Is this really true? I find it extremely puzzling. I mean, I'm quite sure that they are wrong. For instance, the second one. I found counterproof, there are lots of examples. ##-|x-\frac{L}{2}|+\frac{L}{2}## has plenty of harmonics, for starters. Not just the first mode. What I have seen, but not proven, is that it seems to be that when the initial shape has not only non-zero but a maximum in the amplitude at the place that corresponds to a harmonic's node, then indeed the harmonic seems to be suppressed.
The first statement doesn't seem to be true either. Playing with Mathematica, I found functions with nodes that did have some harmonics without that node. Again, I have seen something without giving a proof. That is, that if the function has a certain symmetry, then indeed the modes with no nodes seem to be getting suppressed. I find that this has to do with the following: odd harmonics are "mirrored" in the middle of the rope, whereas even harmonics are not only mirrored but also inverted. They have a different kind of symmetry. This would mean, I guess, that functions with the first kind of symmetry will only be composed of odd harmonics and those with the second kind of even harmonics. But a general type of function will indeed be composed of harmonics with both sorts of symmetries.

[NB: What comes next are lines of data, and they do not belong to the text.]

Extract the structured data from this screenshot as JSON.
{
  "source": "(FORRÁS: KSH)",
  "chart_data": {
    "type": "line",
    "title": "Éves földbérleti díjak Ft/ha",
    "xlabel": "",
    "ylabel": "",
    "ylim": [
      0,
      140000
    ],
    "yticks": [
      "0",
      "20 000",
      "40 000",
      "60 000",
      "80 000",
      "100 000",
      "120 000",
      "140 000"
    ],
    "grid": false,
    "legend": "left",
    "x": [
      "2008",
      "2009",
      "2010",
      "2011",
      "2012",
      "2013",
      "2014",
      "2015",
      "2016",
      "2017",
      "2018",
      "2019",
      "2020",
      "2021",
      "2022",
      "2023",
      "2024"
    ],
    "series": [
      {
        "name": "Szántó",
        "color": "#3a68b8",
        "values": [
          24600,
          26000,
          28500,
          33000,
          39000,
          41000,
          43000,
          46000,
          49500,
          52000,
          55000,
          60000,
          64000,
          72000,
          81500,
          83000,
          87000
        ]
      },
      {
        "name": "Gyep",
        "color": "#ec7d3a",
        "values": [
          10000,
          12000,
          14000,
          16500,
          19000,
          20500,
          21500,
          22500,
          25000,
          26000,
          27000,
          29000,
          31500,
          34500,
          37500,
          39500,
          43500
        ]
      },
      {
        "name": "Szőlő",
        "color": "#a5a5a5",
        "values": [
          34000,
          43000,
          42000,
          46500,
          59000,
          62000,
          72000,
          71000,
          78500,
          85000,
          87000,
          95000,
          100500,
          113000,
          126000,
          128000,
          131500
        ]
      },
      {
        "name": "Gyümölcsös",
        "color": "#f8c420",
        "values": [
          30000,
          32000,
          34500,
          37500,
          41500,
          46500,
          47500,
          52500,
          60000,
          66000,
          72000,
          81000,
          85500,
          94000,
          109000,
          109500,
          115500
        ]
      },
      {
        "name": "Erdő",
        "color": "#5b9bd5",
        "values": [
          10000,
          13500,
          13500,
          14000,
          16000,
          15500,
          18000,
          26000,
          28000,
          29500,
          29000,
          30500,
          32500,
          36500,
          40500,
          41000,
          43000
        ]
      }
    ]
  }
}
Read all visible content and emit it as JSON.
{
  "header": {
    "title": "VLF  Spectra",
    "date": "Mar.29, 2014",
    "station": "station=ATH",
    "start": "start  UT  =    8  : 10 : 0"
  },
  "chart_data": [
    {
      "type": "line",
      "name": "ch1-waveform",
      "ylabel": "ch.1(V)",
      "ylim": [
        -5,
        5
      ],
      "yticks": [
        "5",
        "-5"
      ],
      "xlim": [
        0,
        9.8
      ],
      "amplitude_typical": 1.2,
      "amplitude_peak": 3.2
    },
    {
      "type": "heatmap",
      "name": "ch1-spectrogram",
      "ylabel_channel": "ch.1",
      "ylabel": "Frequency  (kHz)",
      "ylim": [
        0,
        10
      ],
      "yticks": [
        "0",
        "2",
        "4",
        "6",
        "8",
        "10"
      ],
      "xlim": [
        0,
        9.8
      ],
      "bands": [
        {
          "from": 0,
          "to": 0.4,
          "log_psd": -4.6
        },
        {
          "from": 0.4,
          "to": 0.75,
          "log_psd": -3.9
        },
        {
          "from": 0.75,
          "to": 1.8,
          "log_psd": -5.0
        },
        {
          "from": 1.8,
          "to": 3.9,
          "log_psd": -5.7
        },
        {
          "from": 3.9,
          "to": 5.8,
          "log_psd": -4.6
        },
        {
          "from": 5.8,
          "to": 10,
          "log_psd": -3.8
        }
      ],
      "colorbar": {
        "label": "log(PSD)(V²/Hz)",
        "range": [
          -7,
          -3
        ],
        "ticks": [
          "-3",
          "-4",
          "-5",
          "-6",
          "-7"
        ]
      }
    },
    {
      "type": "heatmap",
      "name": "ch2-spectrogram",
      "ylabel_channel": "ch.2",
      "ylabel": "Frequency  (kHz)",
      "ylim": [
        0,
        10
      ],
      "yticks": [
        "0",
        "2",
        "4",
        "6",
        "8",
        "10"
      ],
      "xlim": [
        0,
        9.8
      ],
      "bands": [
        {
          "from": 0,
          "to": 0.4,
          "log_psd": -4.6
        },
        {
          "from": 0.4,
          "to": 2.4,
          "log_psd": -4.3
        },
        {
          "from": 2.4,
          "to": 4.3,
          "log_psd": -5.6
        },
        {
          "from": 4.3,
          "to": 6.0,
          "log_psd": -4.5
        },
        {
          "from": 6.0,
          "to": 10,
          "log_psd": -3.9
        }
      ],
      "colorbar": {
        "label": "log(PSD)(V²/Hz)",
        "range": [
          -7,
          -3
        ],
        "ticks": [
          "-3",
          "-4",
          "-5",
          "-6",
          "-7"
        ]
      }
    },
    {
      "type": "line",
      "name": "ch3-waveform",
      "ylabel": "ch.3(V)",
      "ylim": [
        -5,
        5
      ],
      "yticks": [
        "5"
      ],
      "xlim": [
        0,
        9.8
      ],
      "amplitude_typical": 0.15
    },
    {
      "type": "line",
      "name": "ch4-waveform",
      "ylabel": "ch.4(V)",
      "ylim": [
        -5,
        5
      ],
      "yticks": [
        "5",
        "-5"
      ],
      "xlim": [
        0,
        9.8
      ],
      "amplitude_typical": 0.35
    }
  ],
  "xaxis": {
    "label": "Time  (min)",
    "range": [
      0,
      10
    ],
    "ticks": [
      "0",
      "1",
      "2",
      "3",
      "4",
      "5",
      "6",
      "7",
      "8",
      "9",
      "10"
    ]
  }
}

I've also related this, in my mind, with energy flow through the string. If the shape of the string is symmetric in any way, there won't be a flow of energy from one side to the other. That's simply because you can rotate the frame of reference, and that shouldn't make a difference into which side the energy is flowing. Nodes are places where there is no net exchange of energy, right? I mean, if there were some energy going from one side of the string to the other, the node should move because there's energy being transfered. So my guess has something to do with this: if the zero is not in a kind of symmetric position, that is, if the energy is not distributed symmetrically in some way (I'm not sure what that would be in a most general case), then it will not remain at position 0, it will not be a node, because there will be some energy going from one place to the other through that point. This means that there has to be, necessarily, a harmonic with no node in that point.
Anyway, this is all pure intuition, extremely prone to be flawed. But because I have to take an exam, I would like to know exactly what parts of this reasoning are wrong, why, and maybe were there anything correct about it, how I can justify it with more convincing arguments. Thank you very much.